Purpose: To evaluate the feasibility of a low-contrast agent dose protocol at abdominal dynamic computed tomography (CT) with a low tube voltage high tube current-time product technique and a 256-detector row CT unit.

Materials And Methods: This prospective study received institutional review board approval; written informed consent to participate was obtained from all patients. The study included 151 patients; 117 had an estimated glomerular filtration rate (eGFR) greater than or equal to 60 mL/min/1.73 m(2). These patients were examined with the conventional 120-kVp protocol. The other 34 patients underwent scanning with an 80-kVp tube voltage, a high tube current-time product, and a 40% reduction in contrast agent dose. Effective dose (ED), image noise, attenuation, contrast-to-noise ratio (CNR), and figure of merit of the aorta in the arterial phase and of the portal vein and hepatic parenchyma in the portal venous phase in the two groups were compared with the Student t test.

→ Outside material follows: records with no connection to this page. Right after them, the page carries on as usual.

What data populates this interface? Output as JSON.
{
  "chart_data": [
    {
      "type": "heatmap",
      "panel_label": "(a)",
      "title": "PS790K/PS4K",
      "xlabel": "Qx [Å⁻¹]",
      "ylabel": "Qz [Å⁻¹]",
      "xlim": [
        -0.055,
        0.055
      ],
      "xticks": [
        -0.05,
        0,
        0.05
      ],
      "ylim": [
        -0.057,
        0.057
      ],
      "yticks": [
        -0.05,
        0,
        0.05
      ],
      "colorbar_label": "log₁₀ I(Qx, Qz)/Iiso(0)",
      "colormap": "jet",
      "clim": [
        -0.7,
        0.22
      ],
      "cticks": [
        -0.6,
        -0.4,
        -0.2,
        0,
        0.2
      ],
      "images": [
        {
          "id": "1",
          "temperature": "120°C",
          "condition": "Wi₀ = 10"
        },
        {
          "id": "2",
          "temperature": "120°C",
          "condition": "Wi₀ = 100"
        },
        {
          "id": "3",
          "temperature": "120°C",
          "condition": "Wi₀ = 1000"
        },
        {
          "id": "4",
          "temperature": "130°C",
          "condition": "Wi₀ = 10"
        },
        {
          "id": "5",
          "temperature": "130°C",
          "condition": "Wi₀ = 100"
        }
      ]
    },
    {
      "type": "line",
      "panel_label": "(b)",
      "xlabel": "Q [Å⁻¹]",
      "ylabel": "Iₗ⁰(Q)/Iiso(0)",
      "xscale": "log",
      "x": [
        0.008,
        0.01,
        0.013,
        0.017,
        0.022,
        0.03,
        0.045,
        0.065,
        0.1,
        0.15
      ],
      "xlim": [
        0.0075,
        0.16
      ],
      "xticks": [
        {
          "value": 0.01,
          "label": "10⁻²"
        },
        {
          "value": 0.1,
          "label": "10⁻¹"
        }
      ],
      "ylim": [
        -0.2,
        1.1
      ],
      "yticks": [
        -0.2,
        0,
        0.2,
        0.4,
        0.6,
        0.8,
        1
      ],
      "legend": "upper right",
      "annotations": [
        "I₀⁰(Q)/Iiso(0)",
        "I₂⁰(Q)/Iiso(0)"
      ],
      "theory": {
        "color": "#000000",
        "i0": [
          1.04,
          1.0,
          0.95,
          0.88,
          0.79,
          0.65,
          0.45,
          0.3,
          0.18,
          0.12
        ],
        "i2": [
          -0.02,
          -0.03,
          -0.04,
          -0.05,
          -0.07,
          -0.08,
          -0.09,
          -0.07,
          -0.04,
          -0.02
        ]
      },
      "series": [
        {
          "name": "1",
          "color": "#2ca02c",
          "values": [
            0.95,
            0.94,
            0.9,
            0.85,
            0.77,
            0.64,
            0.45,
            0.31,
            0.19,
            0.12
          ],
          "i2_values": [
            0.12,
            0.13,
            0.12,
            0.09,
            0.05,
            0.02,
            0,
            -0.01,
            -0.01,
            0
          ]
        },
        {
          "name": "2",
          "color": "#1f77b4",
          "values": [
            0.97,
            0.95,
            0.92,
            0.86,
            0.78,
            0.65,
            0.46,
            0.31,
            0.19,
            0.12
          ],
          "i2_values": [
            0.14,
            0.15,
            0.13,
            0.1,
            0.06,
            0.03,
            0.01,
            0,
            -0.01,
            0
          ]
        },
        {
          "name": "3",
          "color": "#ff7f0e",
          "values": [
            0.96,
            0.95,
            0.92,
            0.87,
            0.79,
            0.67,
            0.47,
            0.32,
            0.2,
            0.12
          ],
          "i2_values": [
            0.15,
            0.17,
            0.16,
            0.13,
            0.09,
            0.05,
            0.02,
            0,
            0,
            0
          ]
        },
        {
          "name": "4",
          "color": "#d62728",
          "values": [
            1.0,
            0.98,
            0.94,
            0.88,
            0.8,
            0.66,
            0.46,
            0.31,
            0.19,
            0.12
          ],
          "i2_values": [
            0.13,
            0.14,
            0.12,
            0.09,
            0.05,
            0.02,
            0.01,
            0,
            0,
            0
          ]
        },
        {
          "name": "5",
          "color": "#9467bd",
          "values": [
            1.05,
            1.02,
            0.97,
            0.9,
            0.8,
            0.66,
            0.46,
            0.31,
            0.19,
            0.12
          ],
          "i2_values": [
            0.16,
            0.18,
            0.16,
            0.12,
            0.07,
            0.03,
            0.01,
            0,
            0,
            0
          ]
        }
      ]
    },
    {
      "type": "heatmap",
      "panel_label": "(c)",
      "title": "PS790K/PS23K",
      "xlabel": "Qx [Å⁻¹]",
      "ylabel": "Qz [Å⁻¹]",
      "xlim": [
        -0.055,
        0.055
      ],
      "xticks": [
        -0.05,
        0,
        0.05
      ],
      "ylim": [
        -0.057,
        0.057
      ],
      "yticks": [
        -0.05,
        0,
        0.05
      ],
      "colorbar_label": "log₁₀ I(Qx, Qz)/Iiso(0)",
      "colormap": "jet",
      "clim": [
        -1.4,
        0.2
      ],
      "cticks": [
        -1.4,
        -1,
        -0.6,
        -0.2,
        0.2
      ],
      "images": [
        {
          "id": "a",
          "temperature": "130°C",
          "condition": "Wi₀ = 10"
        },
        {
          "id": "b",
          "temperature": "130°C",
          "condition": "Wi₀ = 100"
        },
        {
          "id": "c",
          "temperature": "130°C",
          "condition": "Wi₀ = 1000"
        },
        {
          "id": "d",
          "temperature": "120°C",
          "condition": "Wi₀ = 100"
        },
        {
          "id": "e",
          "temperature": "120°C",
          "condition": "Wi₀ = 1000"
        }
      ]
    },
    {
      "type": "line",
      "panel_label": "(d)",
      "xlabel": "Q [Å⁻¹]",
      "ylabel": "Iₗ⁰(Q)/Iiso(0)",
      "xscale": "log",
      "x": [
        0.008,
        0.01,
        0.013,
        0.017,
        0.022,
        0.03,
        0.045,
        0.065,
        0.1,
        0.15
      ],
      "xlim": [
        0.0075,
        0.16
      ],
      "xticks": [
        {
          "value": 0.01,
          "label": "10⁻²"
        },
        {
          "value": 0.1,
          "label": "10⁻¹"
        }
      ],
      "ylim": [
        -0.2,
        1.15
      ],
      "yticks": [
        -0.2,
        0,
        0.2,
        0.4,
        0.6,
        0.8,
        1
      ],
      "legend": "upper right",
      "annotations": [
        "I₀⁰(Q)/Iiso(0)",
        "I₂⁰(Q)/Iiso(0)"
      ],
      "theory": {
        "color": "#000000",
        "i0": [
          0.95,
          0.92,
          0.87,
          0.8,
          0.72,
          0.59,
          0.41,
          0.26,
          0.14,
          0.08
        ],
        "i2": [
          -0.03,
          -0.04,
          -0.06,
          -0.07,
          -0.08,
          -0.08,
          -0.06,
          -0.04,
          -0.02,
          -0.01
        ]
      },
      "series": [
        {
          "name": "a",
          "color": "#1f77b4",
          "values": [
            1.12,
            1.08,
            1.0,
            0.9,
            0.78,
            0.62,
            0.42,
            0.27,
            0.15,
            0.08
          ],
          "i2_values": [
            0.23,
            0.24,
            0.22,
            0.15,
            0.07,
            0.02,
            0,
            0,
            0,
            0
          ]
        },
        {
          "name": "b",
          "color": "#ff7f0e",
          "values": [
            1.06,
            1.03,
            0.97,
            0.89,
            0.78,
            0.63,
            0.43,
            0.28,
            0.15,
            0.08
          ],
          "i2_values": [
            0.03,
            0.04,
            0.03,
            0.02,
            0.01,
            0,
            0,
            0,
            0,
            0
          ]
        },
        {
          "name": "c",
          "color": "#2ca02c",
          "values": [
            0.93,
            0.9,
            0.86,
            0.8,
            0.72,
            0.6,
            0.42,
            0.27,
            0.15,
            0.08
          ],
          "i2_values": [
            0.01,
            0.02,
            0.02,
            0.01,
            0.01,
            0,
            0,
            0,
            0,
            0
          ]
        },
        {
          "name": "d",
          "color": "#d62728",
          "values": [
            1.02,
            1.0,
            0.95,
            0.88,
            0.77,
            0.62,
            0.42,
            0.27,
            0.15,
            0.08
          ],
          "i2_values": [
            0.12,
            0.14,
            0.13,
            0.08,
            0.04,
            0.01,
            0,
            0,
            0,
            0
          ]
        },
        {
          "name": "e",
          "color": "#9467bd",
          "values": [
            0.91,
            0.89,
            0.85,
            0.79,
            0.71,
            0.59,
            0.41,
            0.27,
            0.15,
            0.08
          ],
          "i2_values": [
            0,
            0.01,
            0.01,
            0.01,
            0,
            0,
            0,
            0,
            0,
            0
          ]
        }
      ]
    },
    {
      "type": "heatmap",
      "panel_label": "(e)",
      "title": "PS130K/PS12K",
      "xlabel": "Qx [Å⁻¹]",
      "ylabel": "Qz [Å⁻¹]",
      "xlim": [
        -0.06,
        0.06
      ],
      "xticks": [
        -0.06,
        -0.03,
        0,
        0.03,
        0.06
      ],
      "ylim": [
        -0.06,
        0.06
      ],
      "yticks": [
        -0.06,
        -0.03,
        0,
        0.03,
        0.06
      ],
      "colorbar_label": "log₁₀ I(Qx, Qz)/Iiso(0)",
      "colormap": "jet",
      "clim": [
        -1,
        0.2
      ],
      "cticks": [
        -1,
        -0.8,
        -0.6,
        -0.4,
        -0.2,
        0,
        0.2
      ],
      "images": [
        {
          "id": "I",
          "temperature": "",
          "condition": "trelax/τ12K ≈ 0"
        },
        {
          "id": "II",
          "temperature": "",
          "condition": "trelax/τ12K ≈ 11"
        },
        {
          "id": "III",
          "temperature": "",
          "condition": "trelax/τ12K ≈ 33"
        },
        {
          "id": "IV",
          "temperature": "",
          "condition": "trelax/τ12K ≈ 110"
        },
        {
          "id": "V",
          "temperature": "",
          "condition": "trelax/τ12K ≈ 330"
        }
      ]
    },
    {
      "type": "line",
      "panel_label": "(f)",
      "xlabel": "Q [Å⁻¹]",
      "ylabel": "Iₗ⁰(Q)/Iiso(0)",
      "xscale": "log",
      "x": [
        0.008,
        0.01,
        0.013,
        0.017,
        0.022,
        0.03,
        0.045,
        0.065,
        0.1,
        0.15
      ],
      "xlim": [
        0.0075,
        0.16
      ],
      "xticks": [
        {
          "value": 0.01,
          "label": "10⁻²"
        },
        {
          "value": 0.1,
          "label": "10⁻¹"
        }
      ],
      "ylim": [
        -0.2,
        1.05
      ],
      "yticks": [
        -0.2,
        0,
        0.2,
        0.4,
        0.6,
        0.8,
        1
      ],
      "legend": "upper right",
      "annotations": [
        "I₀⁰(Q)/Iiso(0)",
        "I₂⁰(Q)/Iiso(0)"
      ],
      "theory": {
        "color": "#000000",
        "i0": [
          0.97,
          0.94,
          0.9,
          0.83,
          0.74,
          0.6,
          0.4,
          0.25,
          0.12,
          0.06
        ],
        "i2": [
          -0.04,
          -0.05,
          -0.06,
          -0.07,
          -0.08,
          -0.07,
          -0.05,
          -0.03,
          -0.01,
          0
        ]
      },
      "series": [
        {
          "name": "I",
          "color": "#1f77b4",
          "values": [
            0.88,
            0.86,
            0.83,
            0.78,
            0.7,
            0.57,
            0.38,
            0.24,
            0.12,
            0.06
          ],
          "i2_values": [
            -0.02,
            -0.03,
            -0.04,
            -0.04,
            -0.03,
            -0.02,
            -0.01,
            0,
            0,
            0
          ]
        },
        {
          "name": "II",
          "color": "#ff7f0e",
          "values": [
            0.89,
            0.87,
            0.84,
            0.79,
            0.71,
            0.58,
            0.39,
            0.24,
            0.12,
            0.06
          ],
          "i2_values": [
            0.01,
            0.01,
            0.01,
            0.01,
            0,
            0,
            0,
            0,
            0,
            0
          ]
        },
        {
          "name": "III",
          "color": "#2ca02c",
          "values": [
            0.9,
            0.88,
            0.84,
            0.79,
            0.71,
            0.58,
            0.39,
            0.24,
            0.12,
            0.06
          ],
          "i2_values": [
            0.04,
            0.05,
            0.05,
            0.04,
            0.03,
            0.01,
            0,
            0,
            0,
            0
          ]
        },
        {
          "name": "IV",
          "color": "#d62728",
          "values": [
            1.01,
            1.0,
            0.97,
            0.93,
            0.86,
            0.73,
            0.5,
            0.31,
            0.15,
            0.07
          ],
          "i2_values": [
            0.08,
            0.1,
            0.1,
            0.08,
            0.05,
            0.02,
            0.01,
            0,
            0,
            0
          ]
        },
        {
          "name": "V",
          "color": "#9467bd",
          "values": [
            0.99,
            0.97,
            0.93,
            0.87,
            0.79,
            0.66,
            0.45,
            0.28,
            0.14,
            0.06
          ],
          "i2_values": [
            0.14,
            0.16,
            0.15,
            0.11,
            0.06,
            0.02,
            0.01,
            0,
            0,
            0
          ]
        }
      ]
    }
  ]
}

Results: Estimated ED was about 20% lower with the 80-kVp protocol than with the 120-kVp protocol. There were no significant differences in CNR in any region of interest between the 80-kVp protocol and the 120-kVp protocol (abdominal aorta: 36.9 ± 9.7 [standard deviation] vs 36.1 ± 8.1, P = .63; portal vein: 13.4 ± 3.2 vs 13.1 ± 3.2, P = .65; hepatic parenchyma: 6.4 ± 2.6 vs 6.7 ± 2.3, P = .51).

Conclusion: Contrast dose at hepatic dynamic 256-detector row CT in patients with renal dysfunction can be decreased by 40% with this protocol by using the 80-kVp setting and a high tube current-time product.